火が消えている……さっきまで燃えていたのに……
「狸火は消したよ。もう十分だからね」
「十分って……もしかして!?」
「黒白虎たちは殺した」
愕然として膝をついてしまった。
サムライになれないのと、黒白虎たちが全滅しちゃったのとで、頭がぐちゃぐちゃになる。
「また来年挑戦してよ。
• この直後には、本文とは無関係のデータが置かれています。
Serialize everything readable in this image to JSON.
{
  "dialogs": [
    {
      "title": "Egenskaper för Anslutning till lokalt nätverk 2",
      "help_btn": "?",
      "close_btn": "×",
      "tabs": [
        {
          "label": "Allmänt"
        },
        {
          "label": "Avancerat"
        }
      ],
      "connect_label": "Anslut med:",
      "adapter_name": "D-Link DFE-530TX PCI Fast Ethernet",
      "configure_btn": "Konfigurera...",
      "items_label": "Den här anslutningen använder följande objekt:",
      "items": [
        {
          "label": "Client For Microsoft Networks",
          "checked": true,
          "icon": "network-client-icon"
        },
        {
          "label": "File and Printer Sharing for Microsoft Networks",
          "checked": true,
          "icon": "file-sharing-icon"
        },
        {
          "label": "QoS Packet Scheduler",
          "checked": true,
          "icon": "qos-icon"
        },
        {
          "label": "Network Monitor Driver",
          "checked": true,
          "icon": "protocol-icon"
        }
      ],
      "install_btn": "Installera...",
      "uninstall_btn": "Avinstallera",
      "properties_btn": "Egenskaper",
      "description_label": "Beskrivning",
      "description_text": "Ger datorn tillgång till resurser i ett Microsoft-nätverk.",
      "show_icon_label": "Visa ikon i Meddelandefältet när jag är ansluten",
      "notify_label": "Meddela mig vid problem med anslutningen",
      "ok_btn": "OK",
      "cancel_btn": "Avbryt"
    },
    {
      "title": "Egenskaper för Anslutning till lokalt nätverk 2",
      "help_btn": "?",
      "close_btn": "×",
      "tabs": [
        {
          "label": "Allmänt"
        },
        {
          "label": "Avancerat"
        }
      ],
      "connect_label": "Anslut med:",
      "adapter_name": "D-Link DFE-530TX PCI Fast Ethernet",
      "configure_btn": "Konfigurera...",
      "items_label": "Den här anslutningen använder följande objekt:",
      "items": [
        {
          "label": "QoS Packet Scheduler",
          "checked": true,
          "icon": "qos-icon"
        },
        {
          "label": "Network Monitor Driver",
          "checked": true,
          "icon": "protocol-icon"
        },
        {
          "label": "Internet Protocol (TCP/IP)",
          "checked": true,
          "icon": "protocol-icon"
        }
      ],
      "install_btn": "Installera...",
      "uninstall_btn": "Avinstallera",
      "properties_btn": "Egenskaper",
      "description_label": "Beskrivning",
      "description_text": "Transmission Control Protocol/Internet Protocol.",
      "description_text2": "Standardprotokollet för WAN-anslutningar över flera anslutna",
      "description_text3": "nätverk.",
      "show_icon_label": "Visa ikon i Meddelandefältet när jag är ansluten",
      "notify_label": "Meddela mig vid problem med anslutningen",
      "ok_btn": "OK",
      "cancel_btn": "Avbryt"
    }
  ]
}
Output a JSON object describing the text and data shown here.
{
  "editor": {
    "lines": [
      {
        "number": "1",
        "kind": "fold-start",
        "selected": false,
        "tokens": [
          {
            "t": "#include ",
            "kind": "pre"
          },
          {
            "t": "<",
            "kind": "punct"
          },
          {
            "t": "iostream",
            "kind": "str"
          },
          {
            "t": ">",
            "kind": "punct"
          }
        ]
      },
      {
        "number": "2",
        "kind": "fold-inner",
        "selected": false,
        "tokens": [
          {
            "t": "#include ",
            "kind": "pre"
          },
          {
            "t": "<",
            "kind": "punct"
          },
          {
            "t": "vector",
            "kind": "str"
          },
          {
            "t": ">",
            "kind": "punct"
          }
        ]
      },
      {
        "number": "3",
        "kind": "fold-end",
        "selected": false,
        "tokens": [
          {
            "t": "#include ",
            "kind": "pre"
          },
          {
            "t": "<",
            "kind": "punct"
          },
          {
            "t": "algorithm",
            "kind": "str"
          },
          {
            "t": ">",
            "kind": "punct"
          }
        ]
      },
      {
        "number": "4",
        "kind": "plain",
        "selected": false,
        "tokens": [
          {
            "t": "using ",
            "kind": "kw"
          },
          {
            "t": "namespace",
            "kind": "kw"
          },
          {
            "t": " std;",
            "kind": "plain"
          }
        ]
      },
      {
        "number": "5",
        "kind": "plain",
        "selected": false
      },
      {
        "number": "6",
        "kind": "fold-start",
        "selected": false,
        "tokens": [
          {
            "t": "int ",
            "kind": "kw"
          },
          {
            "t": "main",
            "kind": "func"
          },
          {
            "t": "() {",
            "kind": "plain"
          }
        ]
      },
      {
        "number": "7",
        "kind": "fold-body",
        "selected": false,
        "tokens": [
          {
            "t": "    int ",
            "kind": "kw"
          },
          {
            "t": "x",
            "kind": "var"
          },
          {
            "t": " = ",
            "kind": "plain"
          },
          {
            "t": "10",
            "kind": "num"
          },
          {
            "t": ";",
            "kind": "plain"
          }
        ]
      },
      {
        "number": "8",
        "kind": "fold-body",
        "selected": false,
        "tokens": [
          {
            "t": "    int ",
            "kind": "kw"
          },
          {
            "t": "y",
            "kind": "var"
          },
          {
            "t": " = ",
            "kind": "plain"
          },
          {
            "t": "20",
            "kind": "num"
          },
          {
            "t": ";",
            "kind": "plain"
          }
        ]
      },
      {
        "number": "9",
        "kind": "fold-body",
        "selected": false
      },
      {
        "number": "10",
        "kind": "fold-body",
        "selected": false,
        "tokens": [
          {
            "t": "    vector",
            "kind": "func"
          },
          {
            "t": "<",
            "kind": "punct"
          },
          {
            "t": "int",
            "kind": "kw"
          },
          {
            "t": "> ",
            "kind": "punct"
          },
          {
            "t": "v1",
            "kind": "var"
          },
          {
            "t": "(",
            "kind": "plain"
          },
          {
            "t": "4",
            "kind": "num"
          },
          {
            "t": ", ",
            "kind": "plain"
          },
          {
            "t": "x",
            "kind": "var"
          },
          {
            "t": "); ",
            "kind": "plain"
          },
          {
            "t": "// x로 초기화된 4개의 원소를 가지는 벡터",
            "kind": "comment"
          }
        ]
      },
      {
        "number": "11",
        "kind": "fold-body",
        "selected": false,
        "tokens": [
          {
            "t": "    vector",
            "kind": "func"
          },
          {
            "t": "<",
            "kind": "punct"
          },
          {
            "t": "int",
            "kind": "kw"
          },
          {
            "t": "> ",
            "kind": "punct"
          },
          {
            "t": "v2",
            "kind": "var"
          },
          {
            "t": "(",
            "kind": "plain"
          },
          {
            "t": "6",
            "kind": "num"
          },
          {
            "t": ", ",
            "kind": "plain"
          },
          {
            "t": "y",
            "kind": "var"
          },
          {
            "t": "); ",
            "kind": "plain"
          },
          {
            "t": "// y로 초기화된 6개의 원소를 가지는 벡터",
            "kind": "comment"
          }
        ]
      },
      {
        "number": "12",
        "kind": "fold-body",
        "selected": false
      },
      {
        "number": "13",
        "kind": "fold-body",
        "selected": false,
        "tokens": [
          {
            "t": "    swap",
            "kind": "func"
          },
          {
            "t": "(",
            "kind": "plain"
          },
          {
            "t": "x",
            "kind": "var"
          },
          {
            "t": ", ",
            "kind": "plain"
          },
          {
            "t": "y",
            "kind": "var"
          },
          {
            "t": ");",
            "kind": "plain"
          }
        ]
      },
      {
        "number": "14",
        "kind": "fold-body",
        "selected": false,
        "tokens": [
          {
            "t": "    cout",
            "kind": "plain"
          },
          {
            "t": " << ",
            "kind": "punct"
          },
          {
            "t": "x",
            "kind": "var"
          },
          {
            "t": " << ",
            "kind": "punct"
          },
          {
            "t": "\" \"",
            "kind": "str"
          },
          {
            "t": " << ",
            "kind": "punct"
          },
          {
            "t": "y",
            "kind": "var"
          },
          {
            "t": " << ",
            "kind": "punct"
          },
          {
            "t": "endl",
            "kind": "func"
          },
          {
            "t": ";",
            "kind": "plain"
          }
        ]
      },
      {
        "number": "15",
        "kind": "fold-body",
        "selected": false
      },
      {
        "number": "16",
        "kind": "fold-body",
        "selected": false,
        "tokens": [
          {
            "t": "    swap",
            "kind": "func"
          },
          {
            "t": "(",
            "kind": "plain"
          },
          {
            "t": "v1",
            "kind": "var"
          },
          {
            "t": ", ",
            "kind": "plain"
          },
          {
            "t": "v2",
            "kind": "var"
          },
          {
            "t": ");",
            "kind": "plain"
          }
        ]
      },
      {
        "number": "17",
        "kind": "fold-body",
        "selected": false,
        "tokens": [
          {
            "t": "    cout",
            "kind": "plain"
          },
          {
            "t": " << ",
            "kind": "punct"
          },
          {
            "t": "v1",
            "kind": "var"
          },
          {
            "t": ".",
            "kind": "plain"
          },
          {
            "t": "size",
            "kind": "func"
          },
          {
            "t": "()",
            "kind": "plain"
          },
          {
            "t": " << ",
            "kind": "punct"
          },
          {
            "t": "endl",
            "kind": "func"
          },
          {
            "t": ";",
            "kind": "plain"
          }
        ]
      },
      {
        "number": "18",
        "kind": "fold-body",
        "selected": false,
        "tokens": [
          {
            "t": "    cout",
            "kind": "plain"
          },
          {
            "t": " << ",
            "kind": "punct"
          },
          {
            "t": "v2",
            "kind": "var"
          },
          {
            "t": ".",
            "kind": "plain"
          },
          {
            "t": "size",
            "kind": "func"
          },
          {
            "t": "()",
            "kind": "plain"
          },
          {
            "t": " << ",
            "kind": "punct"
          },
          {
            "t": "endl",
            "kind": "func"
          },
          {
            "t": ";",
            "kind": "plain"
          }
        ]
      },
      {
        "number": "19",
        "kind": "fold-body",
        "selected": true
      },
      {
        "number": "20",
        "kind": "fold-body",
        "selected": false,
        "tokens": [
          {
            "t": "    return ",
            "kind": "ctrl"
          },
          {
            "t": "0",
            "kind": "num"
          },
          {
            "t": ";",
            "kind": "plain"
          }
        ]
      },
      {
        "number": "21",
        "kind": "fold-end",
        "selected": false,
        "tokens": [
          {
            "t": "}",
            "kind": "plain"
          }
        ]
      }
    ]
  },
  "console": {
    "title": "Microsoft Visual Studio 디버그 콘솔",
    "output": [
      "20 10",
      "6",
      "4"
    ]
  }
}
君なら合格すると思うから」
そう言い捨ててシンジは去っていく。
気配が少しずつ無くなっていったから分かる。
「あたし、サムライになれないの……?」
涙が出そうになる……
それを堪えて、立ち上がって黒白虎たちのところへ行く。
獣が焼かれた臭いで吐きそうになるのも堪えた。
「どこか、生き残っている……」
そう言いかけて、言葉を止めた。
生き残っていたら、あたしはどうするの?
殺しちゃうの?
「ふにゃああ……」
「――っ!? えっ!?」
猫耳に届いた微かな鳴き声。
必死になって声がしたところを探す。
「あ、ああああ!」
おそらく父親と母親だろう。
小さな黒白虎の子供を庇って、火から守っていた。
黒と白の縞模様の子供は親の顔をペロペロと舐めている。死んだことに気づいていないみたい。
「……生きて、いたんだね」
獣なのに、親が子を守った。
まるで、あたしのお父さんとお母さんのようだった。
「ふにゃあ?」
でも、このままほっとけば死んじゃう。
「……おいで」
あたしは両腕を広げた。
黒白虎の子供は少し両親を見つめてから、あたしの胸に飛び込んだ。
ぎゅっと抱きしめる。暖かい。
「……駄目だ。殺せないや」
子供だから殺せないのもあったけど。
自分の境遇と同じだったから。
もうこの子に何かしようだなんて、思わなかった。